We think the MPAA’s bluster that it would stop distributing DVD movies if an exception was granted for fair use circumvention should have never been credited by the Register, but it’s gratifying that the Register refuses to do so any longer.
Some Other Highlights
In the report that led to the rulemaking, the Register of Copyrights made a series of telling observations about encryption and fair use. For example, she implicitly acknowledged what we’ve been saying for years -- that DVD encryption is primarily designed not to restrict access, but to serve as a legal "hook" that forces technology companies to enter into license agreements before they build products that can play movies. As the Report puts it:
By design, the CSS encryption system serves as a link in a chain of legal and technological requirements that ultimately inhibit the possessor of a CSS-protected DVD from copying the work or works embodied in it.”
Of course, those license agreements do more than inhibit copying -- they define what the devices can and can't do, thereby protecting Hollywood business models from disruptive innovation.
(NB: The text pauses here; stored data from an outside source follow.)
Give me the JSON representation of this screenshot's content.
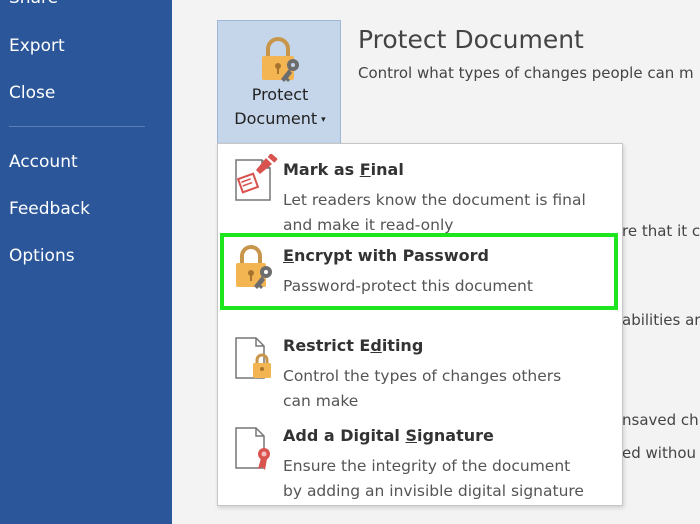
{
  "nav": {
    "share": "Share",
    "export": "Export",
    "close": "Close",
    "account": "Account",
    "feedback": "Feedback",
    "options": "Options"
  },
  "protect_button": {
    "line1": "Protect",
    "line2": "Document",
    "caret": "▾"
  },
  "header": {
    "title": "Protect Document",
    "subtitle": "Control what types of changes people can m"
  },
  "background_text": {
    "line1": "re that it c",
    "line2": "abilities ar",
    "line3": "nsaved ch",
    "line4": "ed withou"
  },
  "menu": {
    "items": [
      {
        "title_pre": "Mark as ",
        "title_u": "F",
        "title_post": "inal",
        "desc1": "Let readers know the document is final",
        "desc2": "and make it read-only"
      },
      {
        "title_pre": "",
        "title_u": "E",
        "title_post": "ncrypt with Password",
        "desc1": "Password-protect this document",
        "desc2": ""
      },
      {
        "title_pre": "Restrict E",
        "title_u": "d",
        "title_post": "iting",
        "desc1": "Control the types of changes others",
        "desc2": "can make"
      },
      {
        "title_pre": "Add a Digital ",
        "title_u": "S",
        "title_post": "ignature",
        "desc1": "Ensure the integrity of the document",
        "desc2": "by adding an invisible digital signature"
      }
    ]
  },
  "colors": {
    "nav_bg": "#2b579a",
    "highlight": "#1ee61e",
    "lock": "#f2b552"
  }
}
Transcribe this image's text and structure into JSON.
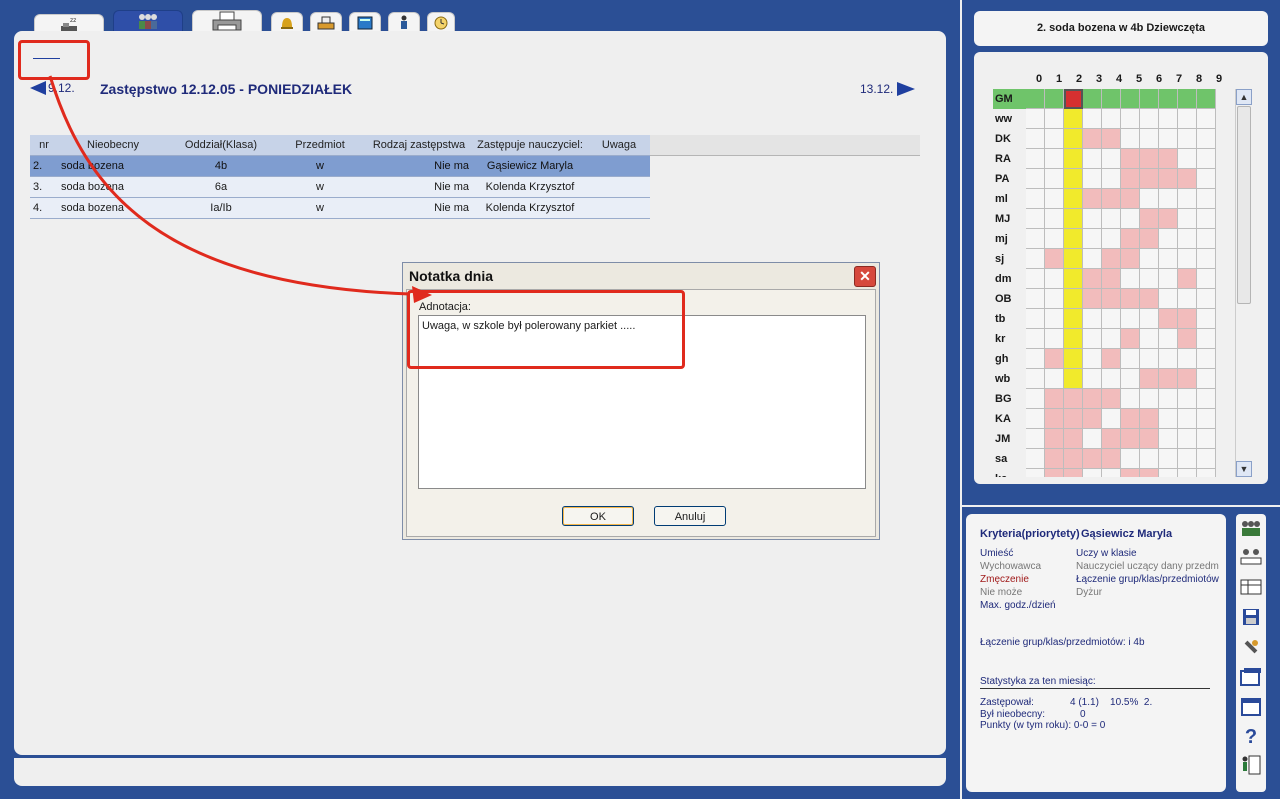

Also notable is the Register’s fair use analysis, and particularly her conclusion that there was no evidence that taking short clips cause any harm to any actual market for the original works. Opponent of the exemption had argued, among other things, that they were experimenting with ways to get short clips to educators – in other words, a market might emerge. Not good enough, said the Register: “there was no evidence in the record that a viable or efficient mechanism for permissions or licensing exists or is likely to exist” for the next three years.
This exemption could go further -- for example, there's no sensible reason why literature students, or math students for that matter, should have been excluded. Nonetheless, it represents a big step in the right direction. Hopefully the next rulemaking will go further down the path.